Mthuli Says He Ready To Compensate White Commercial Farmers
Zimbabwe has made significant progress in its efforts to compensate white former farmers with valuations having been carried out for nine of the 10 provinces.
Government is of the view that dealing with the twin issues of farmer compensations and 99-year leases simultaneously is critical for the country to be able to securitise its land assets.
Finance and Economic Development Minister Mthuli Ncube told a breakfast meeting to review the 2019 Monetary Policy Statement that he was currently seized with the issue of compensating white former commercial farmers, describing the issue as “a bigger elephant in the room.”
“I must say that is an issue that I am currently seized with and I am very pleased to say that we as Government have made a lot of progress,” said Minister Ncube.
“First of all, the farmers themselves have made a lot of progress as they now have a figure of what they want to be compensated for improvements.
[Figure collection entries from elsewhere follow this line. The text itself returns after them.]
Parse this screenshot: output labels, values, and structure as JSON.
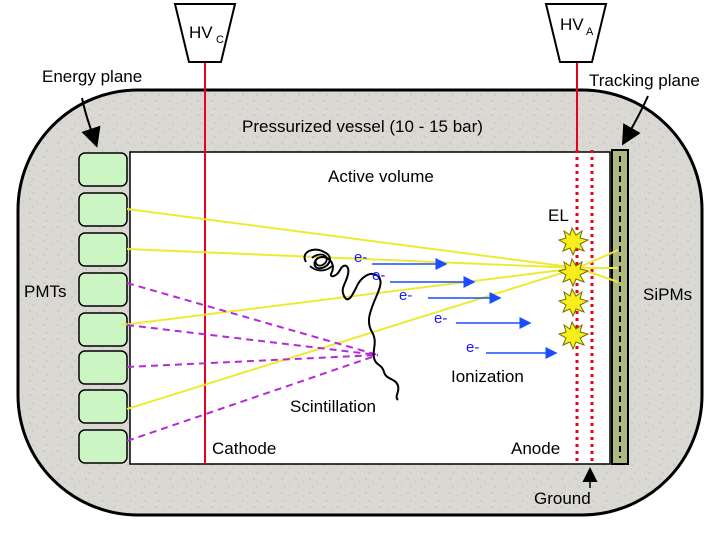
{
  "labels": {
    "hv_cathode_main": "HV",
    "hv_cathode_sub": "C",
    "hv_anode_main": "HV",
    "hv_anode_sub": "A",
    "energy_plane": "Energy plane",
    "tracking_plane": "Tracking plane",
    "vessel": "Pressurized vessel (10 - 15 bar)",
    "active_volume": "Active volume",
    "el": "EL",
    "pmts": "PMTs",
    "sipms": "SiPMs",
    "scintillation": "Scintillation",
    "ionization": "Ionization",
    "cathode": "Cathode",
    "anode": "Anode",
    "ground": "Ground",
    "electron": "e-"
  },
  "colors": {
    "vessel_fill": "#d9d7d2",
    "pmt_fill": "#ccf5c4",
    "hv_line": "#e8001c",
    "light_ray": "#eeea33",
    "scint_ray": "#b62ad6",
    "electron": "#1a1aff",
    "el_flash": "#f5ef1c",
    "sipm_strip": "#aeb87f"
  },
  "pmt_count": 8,
  "electron_count": 5,
  "el_flash_count": 4
}
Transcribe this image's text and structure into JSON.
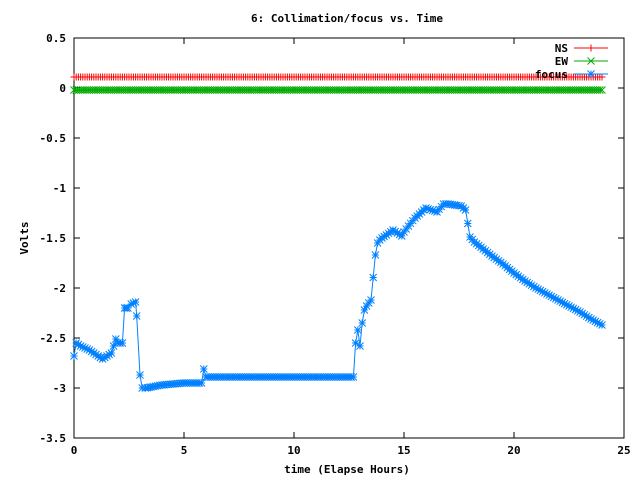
{
  "chart_data": {
    "type": "line",
    "title": "6: Collimation/focus vs. Time",
    "xlabel": "time (Elapse Hours)",
    "ylabel": "Volts",
    "xlim": [
      0,
      25
    ],
    "ylim": [
      -3.5,
      0.5
    ],
    "xticks": [
      0,
      5,
      10,
      15,
      20,
      25
    ],
    "yticks": [
      -3.5,
      -3,
      -2.5,
      -2,
      -1.5,
      -1,
      -0.5,
      0,
      0.5
    ],
    "xtick_labels": [
      "0",
      "5",
      "10",
      "15",
      "20",
      "25"
    ],
    "ytick_labels": [
      "-3.5",
      "-3",
      "-2.5",
      "-2",
      "-1.5",
      "-1",
      "-0.5",
      "0",
      "0.5"
    ],
    "grid": false,
    "legend_position": "top-right",
    "series": [
      {
        "name": "NS",
        "color": "#ff0000",
        "marker": "plus",
        "x": [
          0,
          24
        ],
        "y": [
          0.11,
          0.11
        ]
      },
      {
        "name": "EW",
        "color": "#00aa00",
        "marker": "cross",
        "x": [
          0,
          24
        ],
        "y": [
          -0.02,
          -0.02
        ]
      },
      {
        "name": "focus",
        "color": "#0080ff",
        "marker": "star",
        "x": [
          0.0,
          0.1,
          0.3,
          0.5,
          0.7,
          0.9,
          1.1,
          1.3,
          1.5,
          1.7,
          1.9,
          2.0,
          2.2,
          2.3,
          2.45,
          2.6,
          2.8,
          2.85,
          3.0,
          3.1,
          3.25,
          3.5,
          4.0,
          4.5,
          5.0,
          5.5,
          5.8,
          5.9,
          6.0,
          7.0,
          8.0,
          9.0,
          10.0,
          11.0,
          12.0,
          12.7,
          12.8,
          12.9,
          13.0,
          13.1,
          13.2,
          13.3,
          13.5,
          13.7,
          13.8,
          13.9,
          14.0,
          14.2,
          14.5,
          14.9,
          15.0,
          15.2,
          15.5,
          16.0,
          16.5,
          16.8,
          17.0,
          17.3,
          17.6,
          17.8,
          18.0,
          18.2,
          18.6,
          19.0,
          19.5,
          20.0,
          20.5,
          21.0,
          21.5,
          22.0,
          22.5,
          23.0,
          23.5,
          24.0
        ],
        "y": [
          -2.68,
          -2.55,
          -2.58,
          -2.6,
          -2.62,
          -2.65,
          -2.68,
          -2.71,
          -2.68,
          -2.65,
          -2.51,
          -2.55,
          -2.55,
          -2.2,
          -2.2,
          -2.16,
          -2.14,
          -2.28,
          -2.87,
          -3.0,
          -3.0,
          -2.99,
          -2.97,
          -2.96,
          -2.95,
          -2.95,
          -2.95,
          -2.81,
          -2.89,
          -2.89,
          -2.89,
          -2.89,
          -2.89,
          -2.89,
          -2.89,
          -2.89,
          -2.55,
          -2.42,
          -2.58,
          -2.35,
          -2.22,
          -2.18,
          -2.12,
          -1.67,
          -1.55,
          -1.52,
          -1.5,
          -1.47,
          -1.42,
          -1.48,
          -1.44,
          -1.38,
          -1.3,
          -1.2,
          -1.24,
          -1.16,
          -1.16,
          -1.17,
          -1.18,
          -1.22,
          -1.49,
          -1.54,
          -1.61,
          -1.68,
          -1.76,
          -1.85,
          -1.93,
          -2.0,
          -2.06,
          -2.12,
          -2.18,
          -2.24,
          -2.31,
          -2.37
        ]
      }
    ]
  }
}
And on our side as Government we have done valuations for nine provinces and we know the values of the improvements and we are using the same methodology. So we have covered nine provinces and what’s left is Mashonaland East, which we have run up to around 70 percent. We should be able to conclude the evaluations by end of March.
Section 295(1) of the Constitution stipulates that compensation for acquired agricultural land will be by done by the State.
And in the 2019 National Budget, Minister Ncube set aside US$53 million towards compensation for farmers displaced following the land reform programme.
He, however, admitted that Zimbabwe does not have the capacity to finance the compensation bill which runs into billions of dollars and the US$53 million was just to show commitment to this obligation. “In the agricultural sector we have created a dead asset in the form of land, and we need to turn it into a productive asset. It has two sources of value, there is intrinsic value of the asset itself and then there is the productive value in terms of what you plant.
“One of the issues that needs to be dealt with is the issue of 99-year leases, there are still some work to do to close that off. That needs to be sorted because without 99-year leases we can’t create enough cover in terms of property rights for banks to extend credit to farmers on the back of the 99-year leases,” said the Finance Minister.
All things being equal, the new 99-year leases should have the same tradeability as previous title deeds for commercial farms, which will allow them to be negotiable on the land market.
Although the Government has since announced significant improvements on the 99-year leases to enhance the security of tenure of the lease and making it bankable and transferable, their use appears to have been hindered by the lack of an effective land market, which will ensure that banks can easily trade the title deeds to recover loans in case of defaults.